I am talking, of course, about the Small and Medium Enterprise (SME) sector in the UK. This week it is Small Business Advice Week (#SBAW13).
Throughout the recession, the value and importance of the SME community to the UK economy has been highlighted. Many businesses struggled and continue to find times challenging, but it is a growing sector and one which, if nurtured and supported, could accelerate the turnaround in the British economy.
Despite a generally supportive environment in the UK by policy makers towards SMEs, there is still an overwhelming amount of red tape that small businesses have to face. Ever changing employment law, tax regulation, increasing focus on compliance and health and safety rules, can often side track business owners or small business management teams from the task of just getting on with their businesses and helping it to grow. They are such an important part of our economy, the more some of these barriers can be removed, the more able the UK will be to fight its way back from recession.
The Federation of Small Business (FSB) has recently released the findings of its Procurement 2013 report, revealing the power of small businesses in the local economy. The research found that more money spent with a small firm is re-spent in the local area. In fact, the research concluded that 63p in each £1 (compared to 40p in each £1 spent with a larger business) goes back into the local area. The SME community is vital to local economies, creating jobs and supporting growth.
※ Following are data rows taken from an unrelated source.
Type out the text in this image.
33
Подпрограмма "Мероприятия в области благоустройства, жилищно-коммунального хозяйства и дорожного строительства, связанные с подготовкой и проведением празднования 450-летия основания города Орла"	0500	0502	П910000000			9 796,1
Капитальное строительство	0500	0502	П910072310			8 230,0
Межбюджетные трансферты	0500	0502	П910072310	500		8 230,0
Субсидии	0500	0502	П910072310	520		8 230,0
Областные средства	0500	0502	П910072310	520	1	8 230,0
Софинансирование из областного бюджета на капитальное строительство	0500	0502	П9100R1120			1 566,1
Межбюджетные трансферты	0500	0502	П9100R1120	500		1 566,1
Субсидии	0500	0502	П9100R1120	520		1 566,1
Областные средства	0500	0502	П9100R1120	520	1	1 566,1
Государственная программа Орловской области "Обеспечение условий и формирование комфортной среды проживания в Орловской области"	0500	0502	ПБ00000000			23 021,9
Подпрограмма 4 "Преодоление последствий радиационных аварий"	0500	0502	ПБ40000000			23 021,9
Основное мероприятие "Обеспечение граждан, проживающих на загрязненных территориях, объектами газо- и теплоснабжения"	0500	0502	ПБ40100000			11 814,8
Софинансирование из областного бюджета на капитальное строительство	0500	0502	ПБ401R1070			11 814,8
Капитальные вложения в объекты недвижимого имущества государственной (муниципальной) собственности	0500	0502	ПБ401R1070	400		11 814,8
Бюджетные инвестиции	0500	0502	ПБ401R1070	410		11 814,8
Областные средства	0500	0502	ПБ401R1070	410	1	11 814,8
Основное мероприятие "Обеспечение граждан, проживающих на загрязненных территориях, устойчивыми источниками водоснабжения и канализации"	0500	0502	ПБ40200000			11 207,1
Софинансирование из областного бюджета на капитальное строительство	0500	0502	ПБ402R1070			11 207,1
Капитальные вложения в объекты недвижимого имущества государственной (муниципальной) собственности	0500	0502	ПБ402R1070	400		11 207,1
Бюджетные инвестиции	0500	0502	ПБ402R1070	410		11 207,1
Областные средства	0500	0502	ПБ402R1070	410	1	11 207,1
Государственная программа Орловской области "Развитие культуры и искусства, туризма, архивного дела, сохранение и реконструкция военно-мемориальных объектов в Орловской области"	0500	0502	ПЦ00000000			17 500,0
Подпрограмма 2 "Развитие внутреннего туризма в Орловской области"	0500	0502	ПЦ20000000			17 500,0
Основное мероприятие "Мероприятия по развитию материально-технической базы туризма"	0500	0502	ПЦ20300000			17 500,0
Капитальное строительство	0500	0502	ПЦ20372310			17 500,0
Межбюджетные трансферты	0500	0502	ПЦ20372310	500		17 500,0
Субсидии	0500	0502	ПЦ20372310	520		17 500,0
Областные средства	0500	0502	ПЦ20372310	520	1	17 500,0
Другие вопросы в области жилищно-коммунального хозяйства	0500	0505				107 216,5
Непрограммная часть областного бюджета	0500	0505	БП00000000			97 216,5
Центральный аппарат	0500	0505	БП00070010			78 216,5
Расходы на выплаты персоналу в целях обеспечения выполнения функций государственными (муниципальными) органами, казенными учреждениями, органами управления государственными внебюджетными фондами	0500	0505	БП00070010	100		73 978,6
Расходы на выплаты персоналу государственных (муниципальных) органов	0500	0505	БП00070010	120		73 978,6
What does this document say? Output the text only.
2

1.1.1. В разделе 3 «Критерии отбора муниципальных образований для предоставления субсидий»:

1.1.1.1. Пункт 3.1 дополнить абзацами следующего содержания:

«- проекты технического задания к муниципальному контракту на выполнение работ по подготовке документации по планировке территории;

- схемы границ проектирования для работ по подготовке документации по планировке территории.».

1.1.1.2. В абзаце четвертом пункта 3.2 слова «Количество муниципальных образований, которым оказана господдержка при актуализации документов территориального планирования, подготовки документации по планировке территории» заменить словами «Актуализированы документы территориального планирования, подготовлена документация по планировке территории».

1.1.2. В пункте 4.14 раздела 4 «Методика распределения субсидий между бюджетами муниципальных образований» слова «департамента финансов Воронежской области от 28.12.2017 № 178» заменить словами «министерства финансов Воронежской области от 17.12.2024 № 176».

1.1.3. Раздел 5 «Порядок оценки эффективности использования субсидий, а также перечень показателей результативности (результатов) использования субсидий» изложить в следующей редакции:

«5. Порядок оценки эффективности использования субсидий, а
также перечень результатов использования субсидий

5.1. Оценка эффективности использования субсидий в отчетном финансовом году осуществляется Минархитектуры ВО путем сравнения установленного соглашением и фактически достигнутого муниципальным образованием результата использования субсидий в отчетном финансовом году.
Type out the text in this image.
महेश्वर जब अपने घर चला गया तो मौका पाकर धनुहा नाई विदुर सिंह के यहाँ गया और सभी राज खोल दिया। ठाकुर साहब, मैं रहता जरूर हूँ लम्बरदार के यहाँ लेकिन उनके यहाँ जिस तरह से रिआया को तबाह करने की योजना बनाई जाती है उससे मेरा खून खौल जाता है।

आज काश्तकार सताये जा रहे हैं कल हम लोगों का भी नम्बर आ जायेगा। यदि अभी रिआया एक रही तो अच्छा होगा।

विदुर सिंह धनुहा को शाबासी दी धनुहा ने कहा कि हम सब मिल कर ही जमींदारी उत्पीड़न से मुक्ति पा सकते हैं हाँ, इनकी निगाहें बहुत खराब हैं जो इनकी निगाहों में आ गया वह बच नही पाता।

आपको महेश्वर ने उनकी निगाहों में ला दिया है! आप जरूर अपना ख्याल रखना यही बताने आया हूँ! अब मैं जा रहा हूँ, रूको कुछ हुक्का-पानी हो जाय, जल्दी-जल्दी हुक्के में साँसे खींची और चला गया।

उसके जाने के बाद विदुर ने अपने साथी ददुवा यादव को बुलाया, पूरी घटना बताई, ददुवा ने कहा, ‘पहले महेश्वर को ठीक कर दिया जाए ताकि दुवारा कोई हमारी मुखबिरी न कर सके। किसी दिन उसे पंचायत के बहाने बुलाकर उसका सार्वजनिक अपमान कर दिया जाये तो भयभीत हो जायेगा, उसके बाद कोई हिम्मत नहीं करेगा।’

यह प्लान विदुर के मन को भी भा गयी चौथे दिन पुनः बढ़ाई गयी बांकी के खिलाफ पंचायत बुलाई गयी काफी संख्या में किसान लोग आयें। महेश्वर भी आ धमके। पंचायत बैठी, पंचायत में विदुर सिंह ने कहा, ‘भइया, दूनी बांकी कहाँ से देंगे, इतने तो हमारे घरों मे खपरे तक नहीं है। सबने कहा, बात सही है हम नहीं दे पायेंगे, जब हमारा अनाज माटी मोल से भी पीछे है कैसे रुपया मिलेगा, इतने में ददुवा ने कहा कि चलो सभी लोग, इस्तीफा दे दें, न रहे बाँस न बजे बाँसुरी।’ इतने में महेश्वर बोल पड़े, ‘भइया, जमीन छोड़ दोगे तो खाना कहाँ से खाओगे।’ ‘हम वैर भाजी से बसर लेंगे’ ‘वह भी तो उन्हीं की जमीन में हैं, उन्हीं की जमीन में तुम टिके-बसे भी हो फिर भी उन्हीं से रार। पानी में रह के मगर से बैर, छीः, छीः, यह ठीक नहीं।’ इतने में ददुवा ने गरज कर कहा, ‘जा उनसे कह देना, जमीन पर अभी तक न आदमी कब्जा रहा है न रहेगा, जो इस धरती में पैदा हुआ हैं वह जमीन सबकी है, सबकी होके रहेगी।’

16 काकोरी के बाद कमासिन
Many smaller businesses will be thinking about how they can achieve sustainable growth in a low-growth economy. Some will be looking at how they can recruit skilled staff and retain their best talent using a number of tax efficient incentives on offer to SMEs that aren’t available to the big boys; others will be looking at international plans and how they can make in-roads to the faster growing economies in the East, whilst many will be looking at the different funding routes available to them. Whatever the priority is, there are a host of organisations that can help SMEs to get the answers and support they need in order to move their businesses forward. I hope that this week not only highlights the value of the SME community to the UK, but that thousands of SMEs take the opportunity to get the answers they are looking for so that they can go on to grow their businesses and our global reputation for commerce.